Opinión

La ventana de Luisa

Desde hace dos días sube y baja las persianas con premura, lo justo para abrir ligeramente la ventana y dejar que se cuele una limitada cantidad de aire. Vive en el segundo. Salvo a la hora del aplauso, cuando distingo sus dos brazos, ya no la veo. Sé que, al menos físicamente, está bien. Luisa es una mujer independiente. Como todo el mundo vivía entre obligaciones variadas y pequeños placeres. Lo que era la existencia antes de esta cuarentena. Me la encontraba cuando volvía de la compra, cuando salía a caminar o cuando iba al encuentro de los suyos. He visto muchas veces a Luisa y en realidad no la he visto nunca. Desconozco qué obstáculos ha tenido que superar, qué muros ha derrumbado o qué sueños ha conquistado. Poco o nada sé de ella. Cuestión de tiempos modernos en los que había que correr, cada vez más rápido, no importaba hacia dónde, pero donde era esencial correr mucho. Y en ese trayecto propio no había tiempo para reconocer el patio, para compartir momentos. Reconozco que ganas tampoco.

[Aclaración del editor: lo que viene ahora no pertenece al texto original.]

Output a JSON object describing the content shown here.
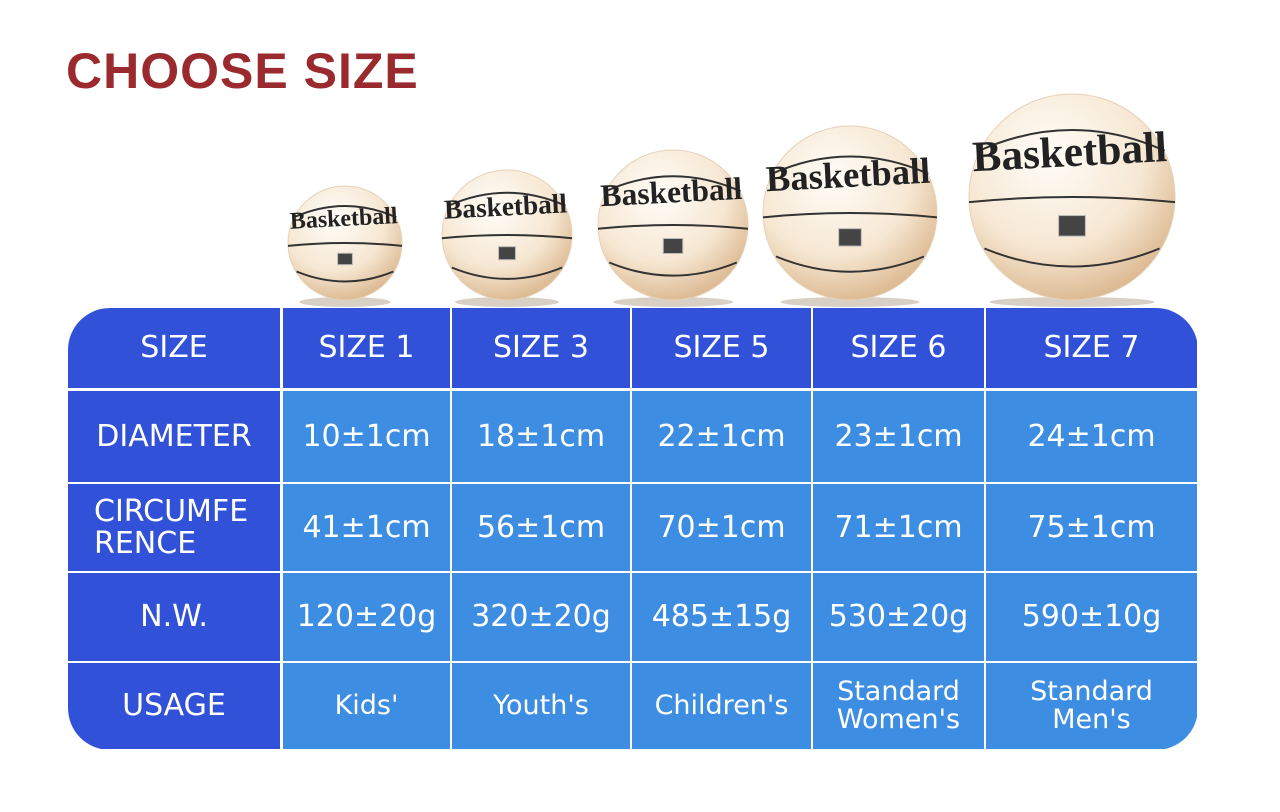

Me detuve más despacio en Luisa con el inicio del confinamiento. Subía las persianas a primera hora de la mañana. Muy arriba. Abría las ventanas con ganas y la observaba en su devenir cotidiano, dentro de una rutina nada habitual. Todo es raro ahora. Pero Luisa se mantenía vital. Su móvil sonaba y yo la oía reír, aunque probablemente sólo lo imaginaba siguiendo su mirada a través de la ventana. Ahora, desde hace unos días, nada es así. En un descuido, el terror se ha colado por las paredes y ventanas de la casa de Luisa. Ella ya sólo acierta a balbucear. Quiere estar en la cama todo el tiempo posible y le ha pedido por teléfono a su doctora que la ayude. Quiere dormir lo que ya no puede. Intenta tranquilizarse, busca controlar el pánico que siente, evitar encerrarse en otra prisión letal. Pero no lo consigue. Cada día que pasa se culpa por alimentar al monstruo que la está dejando sin fuerzas con números y estadísticas. Pero Luisa no lo tiene fácil. En el comienzo de todo no sintió la vulnerabilidad como una roca que te aplasta. Entonces miró al peligro, lo calibró y decidió hacerle frente desde su particular trinchera. Las cosas han cambiado. Luisa está paralizada ante todo lo que escucha de forma repetitiva como un mantra, lo que se muestra de manera insistente y, lo que es más doloroso para ella, lo que intuye a cada segundo: que está condenada y que no importa. Ya no quiere saber más del virus, está muy asustada y llora. Luisa tiene 81 años. Luisa quiere vivir. Cuando esto pase, buscaré su abrazo.